I couldn’t have been the only historian somewhat perplexed by Jo Guldi and David Armitage’s claims in The History Manifesto (Cambridge, Free Download, 166 pp.). They grumble that in the past fifty years or so academic history has become rather boring: too narrow and specialized, preoccupied with dusty archives, and unconnected to real issues. One reason for this, the authors suggest, is that historians fail to take the long view when addressing contemporary concerns: “A specter is haunting our time: the specter of the short term,” they observe. Instead, historians need to explore the “deep past” of climate change, governance, and inequality, lending their expertise to public-policy debates. They also should debunk national mythologies, stripping away the patriotic pieties that prevent us from seeing our situation clearly. Only by uncovering the historical origins of present problems can we find our way to a better future. Or so their arguments go.

[Read all of our 2015 Christmas Critics here.]

My own work, I should add, which includes monographs that span up to six hundred years of history, are not the kind of books Guldi and Armitage have in mind. But some others I have read in recent years are what they hope for, and their presence seems to drain the Manifesto’s charge of at least some of its force.    

I think first of Ian Morris’s stunning 2010 book Why the West Rules—For Now: The Patterns of History and What They Reveal about the Future (Farrar, Straus, and Giroux, $35, 768 pp.). By means of a numerology that would have amused the Venerable Bede, Morris develops a Social Development Index (SDI) comprised of energy capture, organization (i.e. government or its analogues), war-making capacity, and information technology; he then applies it chronologically, from the advent of agriculture twelve thousand years ago to today, as well as comparatively, by setting China and Euro-America off against each other. The SDI has risen from 4.36 to 906.37. Over time regions lead or lag according to their relative shares of the aggregate SDI. East and West exchanged leadership several times but the West took a decisive lead with the advent of industry and the mastery of fossil fuels. In this account, genius, or culture had nothing to do with it at any stage. It was all geography: “maps, not chaps.” He believes that the next forty years will be the most important in history. The Manifesto’s authors would be happy: Deep past assesses the present and projects the future.

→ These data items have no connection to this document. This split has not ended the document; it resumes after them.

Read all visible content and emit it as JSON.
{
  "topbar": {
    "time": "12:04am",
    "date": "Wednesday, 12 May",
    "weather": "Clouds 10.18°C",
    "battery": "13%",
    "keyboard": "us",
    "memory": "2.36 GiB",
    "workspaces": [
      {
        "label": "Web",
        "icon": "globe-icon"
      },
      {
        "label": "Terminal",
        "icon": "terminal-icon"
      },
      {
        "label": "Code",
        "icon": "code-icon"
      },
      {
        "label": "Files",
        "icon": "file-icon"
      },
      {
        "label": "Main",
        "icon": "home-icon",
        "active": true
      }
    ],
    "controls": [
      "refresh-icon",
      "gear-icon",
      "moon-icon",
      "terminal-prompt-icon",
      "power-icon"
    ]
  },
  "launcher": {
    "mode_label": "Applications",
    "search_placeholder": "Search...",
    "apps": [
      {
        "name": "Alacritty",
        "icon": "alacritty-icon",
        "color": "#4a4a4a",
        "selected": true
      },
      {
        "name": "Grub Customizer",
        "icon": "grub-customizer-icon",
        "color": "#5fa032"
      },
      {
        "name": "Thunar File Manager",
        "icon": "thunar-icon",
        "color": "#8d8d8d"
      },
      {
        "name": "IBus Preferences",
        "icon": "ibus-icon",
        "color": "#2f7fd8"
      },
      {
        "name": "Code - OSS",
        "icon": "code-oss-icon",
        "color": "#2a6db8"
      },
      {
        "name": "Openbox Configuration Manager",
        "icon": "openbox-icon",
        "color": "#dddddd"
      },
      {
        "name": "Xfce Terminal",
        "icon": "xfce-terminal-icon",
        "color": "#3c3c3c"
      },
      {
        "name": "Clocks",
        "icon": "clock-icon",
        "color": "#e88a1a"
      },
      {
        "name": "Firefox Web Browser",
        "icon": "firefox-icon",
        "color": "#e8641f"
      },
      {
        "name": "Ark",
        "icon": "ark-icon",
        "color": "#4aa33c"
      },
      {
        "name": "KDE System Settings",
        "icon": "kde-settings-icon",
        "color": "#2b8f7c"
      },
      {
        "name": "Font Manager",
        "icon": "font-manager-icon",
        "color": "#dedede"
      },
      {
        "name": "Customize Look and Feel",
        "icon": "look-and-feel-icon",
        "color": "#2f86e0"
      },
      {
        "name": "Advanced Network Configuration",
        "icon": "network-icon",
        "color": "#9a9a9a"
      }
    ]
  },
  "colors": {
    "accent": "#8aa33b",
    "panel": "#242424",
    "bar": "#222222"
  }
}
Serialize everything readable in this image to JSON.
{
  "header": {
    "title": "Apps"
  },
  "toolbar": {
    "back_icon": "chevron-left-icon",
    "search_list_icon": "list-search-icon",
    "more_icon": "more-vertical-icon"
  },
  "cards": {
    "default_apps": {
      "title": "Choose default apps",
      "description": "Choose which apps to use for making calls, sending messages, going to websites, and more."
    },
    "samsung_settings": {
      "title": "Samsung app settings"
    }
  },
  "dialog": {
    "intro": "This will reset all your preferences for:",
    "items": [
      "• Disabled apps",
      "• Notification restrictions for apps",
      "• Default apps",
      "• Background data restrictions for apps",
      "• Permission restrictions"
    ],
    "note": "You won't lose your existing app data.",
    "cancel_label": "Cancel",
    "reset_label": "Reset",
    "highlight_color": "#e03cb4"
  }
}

Published just a year later, to slightly less fanfare, is Niall Ferguson’s Civilization: The West and the Rest (Penguin Books, $18, 432 pp.). Ferguson goes back five hundred years and asks how it was that a prudent gambler could have bet on China’s or the Ottoman Empire’s future prospects and yet lost his wager. He finds the answer in the six “killer apps” developed by the West: competition, science, the rule of law and representative government based on property rights, modern medicine, consumerism, and the work ethic. These issues constitute a fair assessment of the central themes of most “Western Civ” courses that, until recently, prevailed in American universities and an objective assessment of the dominant facts of world history since 1500. Current orthodoxies, however, consign Ferguson’s views to the outer darkness: no condemnations of oppression, racism, sexism, colonialism (Ferguson is notorious for saying a few good words on behalf of empire), and so forth. But the Manifesto’s authors would be puzzled. Ferguson thinks western humanity may be doomed by its own “pusillanimity.” Moreover, now everyone can download the “apps.”

Sapiens: A Brief History of Humankind by Yuval Noah Harari (HarperCollins, $29, 443 pp.) is an engagingly written romp through the cognitive, agricultural, and scientific revolutions. We, homo sapiens, are apes who prevailed. Seventy millennia ago we spread from west Africa and acquired cognitive skills that permitted us to surpass other human species. Darwinian fortune was entirely responsible for such developments. About twelve millennia ago, for a variety of complex reasons, humans developed agriculture, one of history’s great frauds: it tied people down, restricted their diet, and regulated their daily existence. Nevertheless, humanity flourished. Then with the Scientific Revolution humans gained a degree of control over themselves, each other, and the environment that had previously been unthinkable. We created empires and markets, which have dominated the last two centuries. But are people happier? That is what Harari, and in some respects the Manifesto’s authors, believe that historians should be addressing. What do such epochal changes mean for us the living? As he concludes, Harari ponders whether homo sapiens will continue to evolve.

These books offer two rewards: a huge amount of fascinating information and an opportunity to think hard about history and being human. But they prompt some questions too. None addresses topics that have long interested historians: art, literature, philosophy, religion. Human beings figure in these books essentially as automatons and biochemical machines, moved along by inexorable forces over which they have no control. History, as an intellectual discipline, tends toward the rational, material, and secular. Perhaps when taking the long view, historians should begin with their own presuppositions and preoccupations.

Thomas F. X. Noble is the Andrew V. Tackes Professor Emeritus at the University of Notre Dame.